Human ZP4 is not sufficient for taxon-specific sperm recognition of the zona pellucida in transgenic mice

Abstract

The molecular basis of human fertilization remains enigmatic. Mouse models are often used to study sperm-egg recognition, but the mouse zona pellucida surrounding ovulated eggs contains three proteins (ZP1, ZP2, and ZP3) whereas the human zona contains four (ZP1, ZP2, ZP3, and ZP4). Human sperm are fastidious and recognize human but not mouse eggs. Transgenic mouse lines were established to ascertain whether human ZP4 is the sole determinant of human sperm binding. Human ZP4 expressed in transgenic mice had a molecular mass similar to the range of native protein isoforms and was incorporated into the extracellular zona matrix. Transgenic females were fertile with normal litter sizes. Mouse sperm readily recognized transgenic ovulated eggs, but human sperm did not. We conclude that human ZP4 is not sufficient to support human sperm binding to the zona pellucida in transgenic mice and that other zona proteins may be needed for human gamete recognition.

Figure 1

Transgenic mice expressing human ZP4. (A) Schematic of 11.6 kb human ZP4 gene locus composed of a 2.4 kb promoter, 8.2 kb coding region, and 1.0 kb 3′ of the last exon. Exons are indicated by Arabic numbers and PCR primers by arrowheads. (B) Tissue-specific expression of human ZP4 was determined by RT-PCR. Total RNA was isolated from the brain (Br), muscle (Mus), heart (Hrt), lung (Lun), kidney (Kid), liver (Liv), spleen (Spl), uterus (Ut), testes (Ts), and ovary (Ov) of transgenic mice. Ovarian RNA without reverse transcriptase was a negative control (C). After RT to obtain ssDNA, PCR amplification was performed with exon-specific primers (A) to distinguish ssDNA (485 bp) from genomic DNA (1052 bp).
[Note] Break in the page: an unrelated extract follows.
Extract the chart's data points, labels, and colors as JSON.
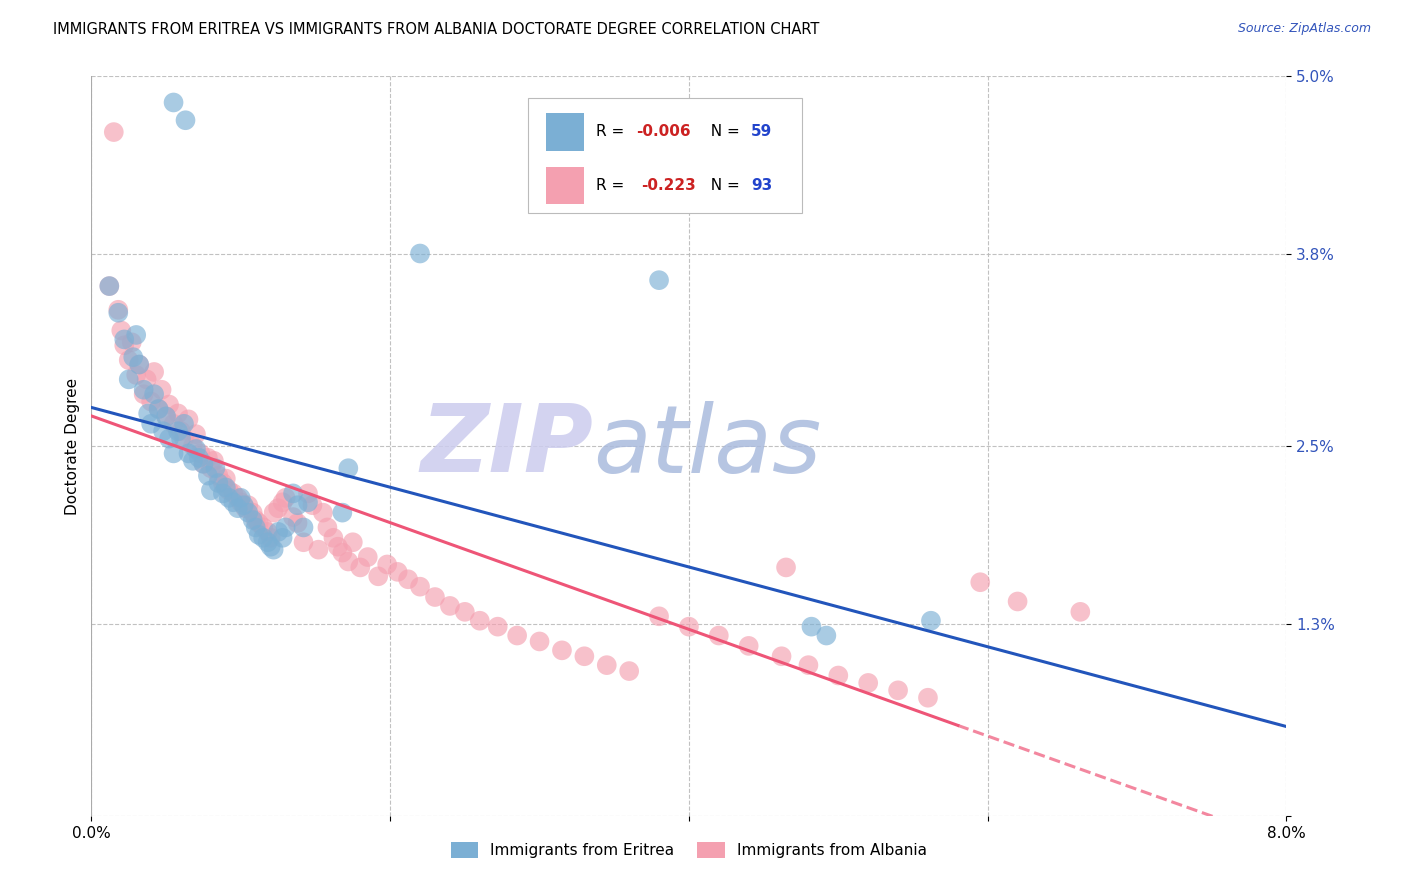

Gapdh expression (572 bp) was used as an internal control for RNA integrity and quantity. Molecular mass markers are indicated at the left. (C) In situ hybridization of normal and human ZP4 transgenic ovarian sections. Specific ³⁵S-labeled sense and anti-sense human ZP4 cRNA probes were hybridized to OCT-embedded ovarian sections from 15-day-old transgenic females. Sections were viewed with bright- and darkfield microscopy. (D) Plastic-embedded ovarian sections from 3- to 4-week-old human ZP4 transgenic and normal female mice. Sections were stained with periodic-acid Schiff’s reagent to highlight the zona pellucida (arrow), surrounding developing oocytes and counterstained with hematoxylin. (E) Immunoblot of human and mouse eggs. Lane 1 (Hu), uninseminated, immature human oocyte (2); lane 2 (Mo), normal mouse eggs (30); lane 3 (Tg), human ZP4 transgenic eggs (30); and lane 4 (Mix), mixture of lanes 1 (Hu) and 3 (Tg). Blot was probed with a MAB specific to human ZP4 and detected with HRP-conjugated secondary antibodies and chemiluminescence. Molecular weights are indicated to the left.

Figure 2

Confocal microscopy of ovulated eggs. Ovulated eggs from normal and human ZP4 transgenic females were stained with MABs specific to mouse ZP1, mouse ZP2, mouse ZP3, or human ZP4 and imaged by confocal microscopy. The zona pellucida surrounding human ZP4 transgenic eggs contained ZP4, which was absent in normal eggs.

Figure 3

Taxon-specific sperm binding to ovulated eggs. (A) Ovulated eggs and two-cell embryos from normal and human ZP4 transgenic females were incubated with capacitated epididymal mouse sperm or capacitated human sperm from fertile donors. Washes to remove nonadherent sperm were performed until three or fewer sperm were bound to control two-cell embryos. Insets are higher magnification of individual eggs from lower magnification field. Eggs, embryos, and sperm were stained with DAPI to detect DNA. (B) Same as (A), but with uninseminated, immature human oocytes.